IndexerLabs is pleased to announce the launch of two new projects.

The first is ScriptureBench, the first comprehensive evaluation test set designed to measure the recall and precision of AI-based scripture indexing systems against human-produced scripture indices. ScriptureBench is a curated dataset composed of both public-domain texts and constructed synthetic examples, the latter used to stress-test model behavior under controlled conditions and to prevent prior exposure to ground-truth indices.

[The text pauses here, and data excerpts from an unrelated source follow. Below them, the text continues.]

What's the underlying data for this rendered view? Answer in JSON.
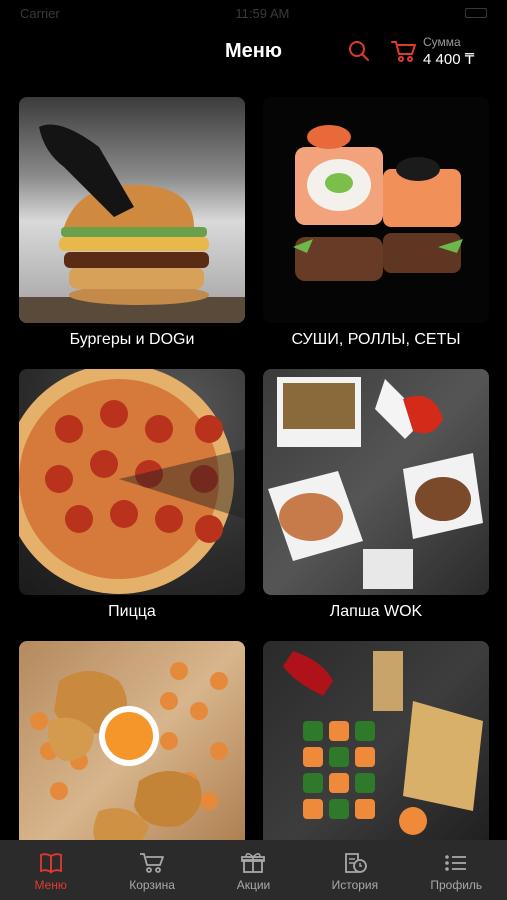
{
  "status_bar": {
    "carrier": "Carrier",
    "time": "11:59 AM"
  },
  "header": {
    "title": "Меню",
    "sum_label": "Сумма",
    "sum_value": "4 400 ₸"
  },
  "categories": [
    {
      "label": "Бургеры и DOGи",
      "image": "burger"
    },
    {
      "label": "СУШИ, РОЛЛЫ, СЕТЫ",
      "image": "sushi"
    },
    {
      "label": "Пицца",
      "image": "pizza"
    },
    {
      "label": "Лапша WOK",
      "image": "wok"
    },
    {
      "label": "",
      "image": "chicken"
    },
    {
      "label": "",
      "image": "combo"
    }
  ],
  "tabs": [
    {
      "label": "Меню",
      "icon": "book-icon",
      "active": true
    },
    {
      "label": "Корзина",
      "icon": "cart-icon",
      "active": false
    },
    {
      "label": "Акции",
      "icon": "gift-icon",
      "active": false
    },
    {
      "label": "История",
      "icon": "history-icon",
      "active": false
    },
    {
      "label": "Профиль",
      "icon": "list-icon",
      "active": false
    }
  ],
  "colors": {
    "accent": "#e03a2f",
    "background": "#000000",
    "tabbar": "#2b2b2b",
    "inactive": "#a8a8a8"
  }
}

This design enables empirical evaluation of both deterministic and non-deterministic extraction systems across a wide range of real-world and edge-case scenarios. Our goal is for ScriptureBench to serve as an industry-standard benchmark for assessing scripture indexing performance across leading frontier large language models.

ScriptureBench

ScriptureLM-199.1%
Gemini 3 Pro Thinking77.1%
GPT-5.2-Pro-XHigh73.3%
Claude 4.5 Opus41.2%
DeepSeek-V3.239.9%

Accuracy measured as the percentage of correctly identified scripture references against ground-truth human indexing.

We also announce the launch of our first domain-fine-tuned scripture indexing model, ScriptureLM-1. ScriptureLM-1 is a fine-tuned variant of the European open-source Mistral 3 Large model on a comprehensive suite of scripture indexing tasks and supporting tooling.

As of January 2026, on ScriptureBench, ScriptureLM-1 achieves SOTA results at 99.1% accuracy, significantly outperforming Gemini 3 Pro Thinking (77.1%), GPT-5.2-Pro-XHigh (73.3%), and Claude 4.5 Opus (41.2%), and DeepSeek-V3.2 (39.9%). Samples from our benchmarks can be found on the Scripture Indexing Demo page.

Beyond improving domain-specific accuracy and reducing inference latency, our fine-tuning approach enables IndexerLabs to operate the full scripture indexing pipeline entirely on our own infrastructure. By running ScriptureLM-1 on self-hosted servers, we retain full control over data handling while avoiding third-party data exposure. This approach allows us to adhere to the highest standards of data protection, as outlined on our Data Protection page.

IndexerLabs believes that while leading frontier models are highly capable and will power much of our future technology, in their raw, out-of-the-box state—whether accessed via web interfaces or general-purpose APIs—they often fall short of the precision and domain-specific reliability required for specialized tasks such as scripture indexing.

We believe this limitation also extends to subject indexing, and that meaningful progress in this domain will require verifiable benchmarks, domain-specific fine-tuning, and tooling designed explicitly for structured subject indexing at scale.